From the cannibalism of sexual excess, he ate a salad at Wendy's restaurant despite its exorbitant price and the one plate serving rule. It was a nice respite from eating too much of the dumpling snack of kimchee maundoo. The thought of eating meat did not agree with him. He shoved down some aspirin with his chocolate frosty and stared out of the window. It was past 6:30 and this area of Chongno Samga was already riveting in youthful crowds. In a few hours young men would bee vomiting on the sidewalk for their alcoholic excess as he had done on Uchiro Samga after coming out of the sauna. He hurryingly got a yogwam. He turned on AFKN, the American military channel and saw a bit of a movie on Franklin Delano Roosevelt while he pulled out a suit jacket and a tie that he had folded away in his book bag. Then he got into a taxi and went to the Sejong Cultural Center. His seat was located in the middle of the auditorium.
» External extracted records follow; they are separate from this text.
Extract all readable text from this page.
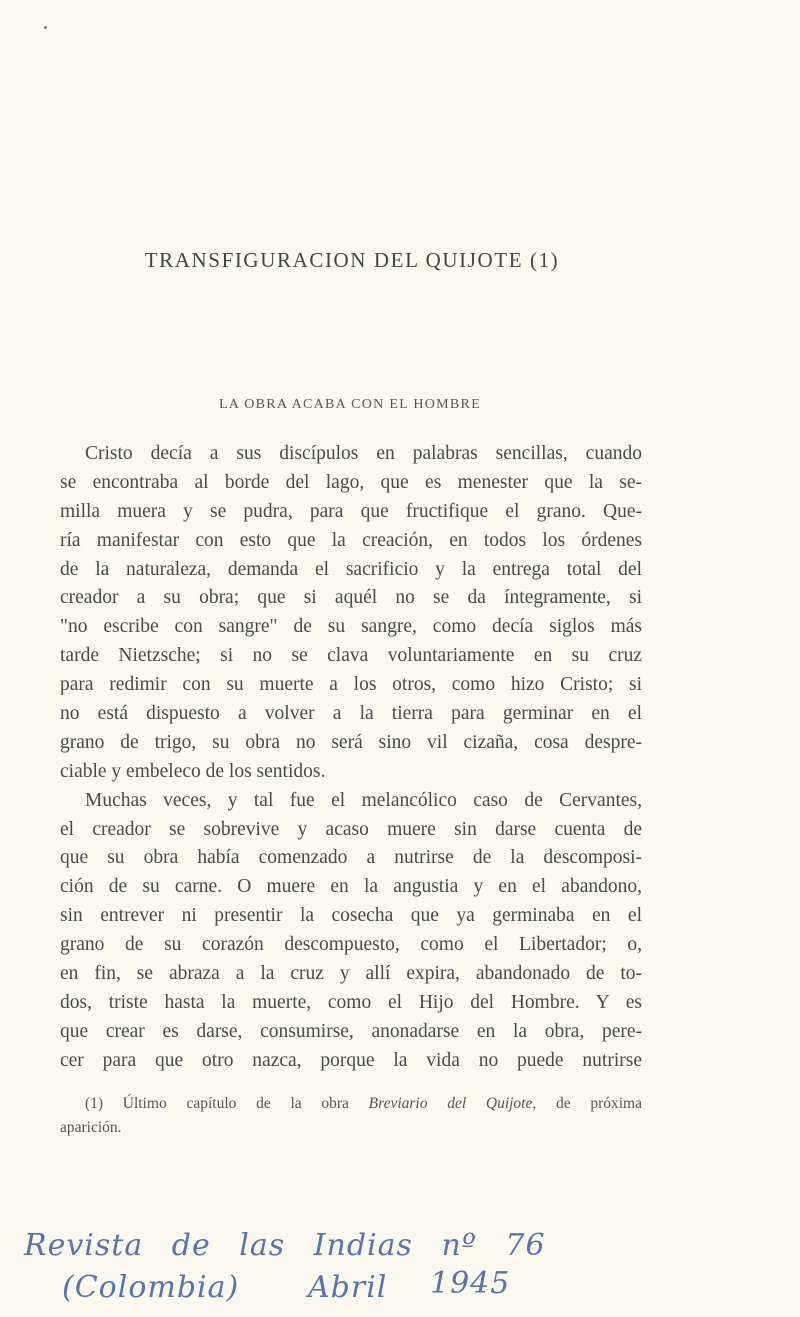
TRANSFIGURACION DEL QUIJOTE (1)
LA OBRA ACABA CON EL HOMBRE
Cristo decía a sus discípulos en palabras sencillas, cuando
se encontraba al borde del lago, que es menester que la se-
milla muera y se pudra, para que fructifique el grano. Que-
ría manifestar con esto que la creación, en todos los órdenes
de la naturaleza, demanda el sacrificio y la entrega total del
creador a su obra; que si aquél no se da íntegramente, si
"no escribe con sangre" de su sangre, como decía siglos más
tarde Nietzsche; si no se clava voluntariamente en su cruz
para redimir con su muerte a los otros, como hizo Cristo; si
no está dispuesto a volver a la tierra para germinar en el
grano de trigo, su obra no será sino vil cizaña, cosa despre-
ciable y embeleco de los sentidos.
Muchas veces, y tal fue el melancólico caso de Cervantes,
el creador se sobrevive y acaso muere sin darse cuenta de
que su obra había comenzado a nutrirse de la descomposi-
ción de su carne. O muere en la angustia y en el abandono,
sin entrever ni presentir la cosecha que ya germinaba en el
grano de su corazón descompuesto, como el Libertador; o,
en fin, se abraza a la cruz y allí expira, abandonado de to-
dos, triste hasta la muerte, como el Hijo del Hombre. Y es
que crear es darse, consumirse, anonadarse en la obra, pere-
cer para que otro nazca, porque la vida no puede nutrirse
(1) Último capítulo de la obra Breviario del Quijote, de próxima
aparición.
Revista de las Indias nº 76
(Colombia) Abril 1945
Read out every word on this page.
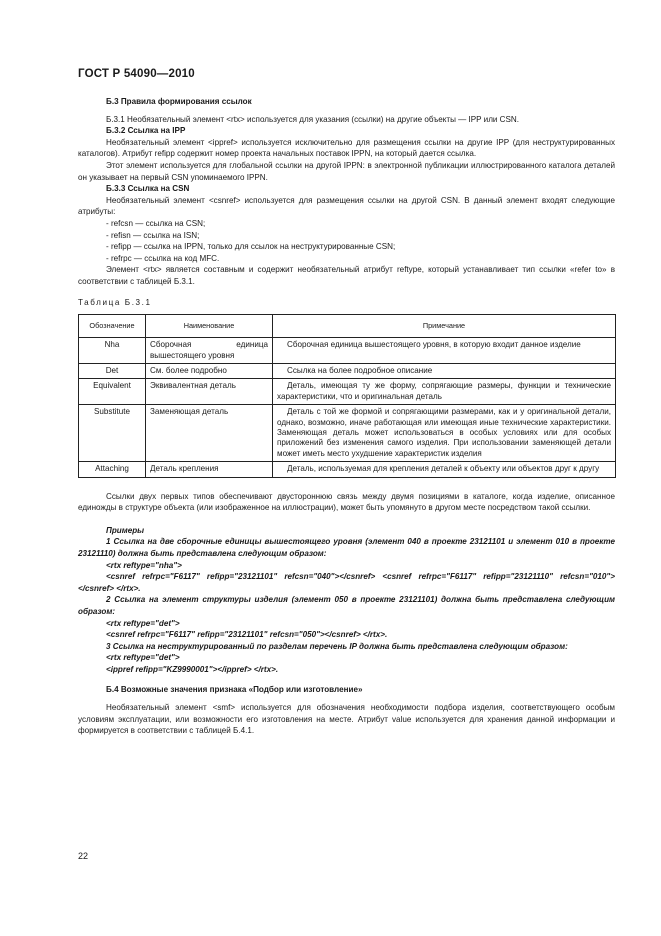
ГОСТ Р 54090—2010

Б.3 Правила формирования ссылок

Б.3.1 Необязательный элемент <rtx> используется для указания (ссылки) на другие объекты — IPP или CSN.

Б.3.2 Ссылка на IPP

Необязательный элемент <ippref> используется исключительно для размещения ссылки на другие IPP (для неструктурированных каталогов). Атрибут refipp содержит номер проекта начальных поставок IPPN, на который дается ссылка.

Этот элемент используется для глобальной ссылки на другой IPPN: в электронной публикации иллюстрированного каталога деталей он указывает на первый CSN упоминаемого IPPN.

Б.3.3 Ссылка на CSN

Необязательный элемент <csnref> используется для размещения ссылки на другой CSN. В данный элемент входят следующие атрибуты:

- refcsn — ссылка на CSN;

- refisn — ссылка на ISN;

- refipp — ссылка на IPPN, только для ссылок на неструктурированные CSN;

- refrpc — ссылка на код MFC.

Элемент <rtx> является составным и содержит необязательный атрибут reftype, который устанавливает тип ссылки «refer to» в соответствии с таблицей Б.3.1.

Таблица Б.3.1

Обозначение	Наименование	Примечание
Nha	Сборочная единица вышестоящего уровня	Сборочная единица вышестоящего уровня, в которую входит данное изделие
Det	См. более подробно	Ссылка на более подробное описание
Equivalent	Эквивалентная деталь	Деталь, имеющая ту же форму, сопрягающие размеры, функции и технические характеристики, что и оригинальная деталь
Substitute	Заменяющая деталь	Деталь с той же формой и сопрягающими размерами, как и у оригинальной детали, однако, возможно, иначе работающая или имеющая иные технические характеристики. Заменяющая деталь может использоваться в особых условиях или для особых приложений без изменения самого изделия. При использовании заменяющей детали может иметь место ухудшение характеристик изделия
Attaching	Деталь крепления	Деталь, используемая для крепления деталей к объекту или объектов друг к другу

Ссылки двух первых типов обеспечивают двустороннюю связь между двумя позициями в каталоге, когда изделие, описанное единожды в структуре объекта (или изображенное на иллюстрации), может быть упомянуто в другом месте посредством такой ссылки.

Примеры

1 Ссылка на две сборочные единицы вышестоящего уровня (элемент 040 в проекте 23121101 и элемент 010 в проекте 23121110) должна быть представлена следующим образом:

<rtx reftype="nha">

<csnref refrpc="F6117" refipp="23121101" refcsn="040"></csnref> <csnref refrpc="F6117" refipp="23121110" refcsn="010"></csnref> </rtx>.

2 Ссылка на элемент структуры изделия (элемент 050 в проекте 23121101) должна быть представлена следующим образом:

<rtx reftype="det">

<csnref refrpc="F6117" refipp="23121101" refcsn="050"></csnref> </rtx>.

3 Ссылка на неструктурированный по разделам перечень IP должна быть представлена следующим образом:

<rtx reftype="det">

<ippref refipp="KZ9990001"></ippref> </rtx>.

Б.4 Возможные значения признака «Подбор или изготовление»

Необязательный элемент <smf> используется для обозначения необходимости подбора изделия, соответствующего особым условиям эксплуатации, или возможности его изготовления на месте. Атрибут value используется для хранения данной информации и формируется в соответствии с таблицей Б.4.1.

22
As he sat down his cigarettes fell out of his front pocket and as he picked them up he noticed the blind man he had seen before in the subway seated with his dog in the same row. Time had made him think that the person had just been a flitting fantasy but there he was. It was a basic instinct of the lonely human psyche to wish for meaning and connection in such events as if God would move heaven and hell to give him a companion. He put the cigarettes into the slit of his pack and then glanced over to his left in the hope that no one had noticed his clumsiness. A man that looked like his sister's boss was seated next to him. It was a slight resemblance but still it horrified him. When that "thing" had been declared "not guilty" in reference to his sister's murder despite all the evidence that the prosecution had brought forward, he had fainted for a few seconds. Then, in a slow dizziness, some feelings had assembled themselves and then he had begun to think that he wanted death; and then he had just wanted out of America.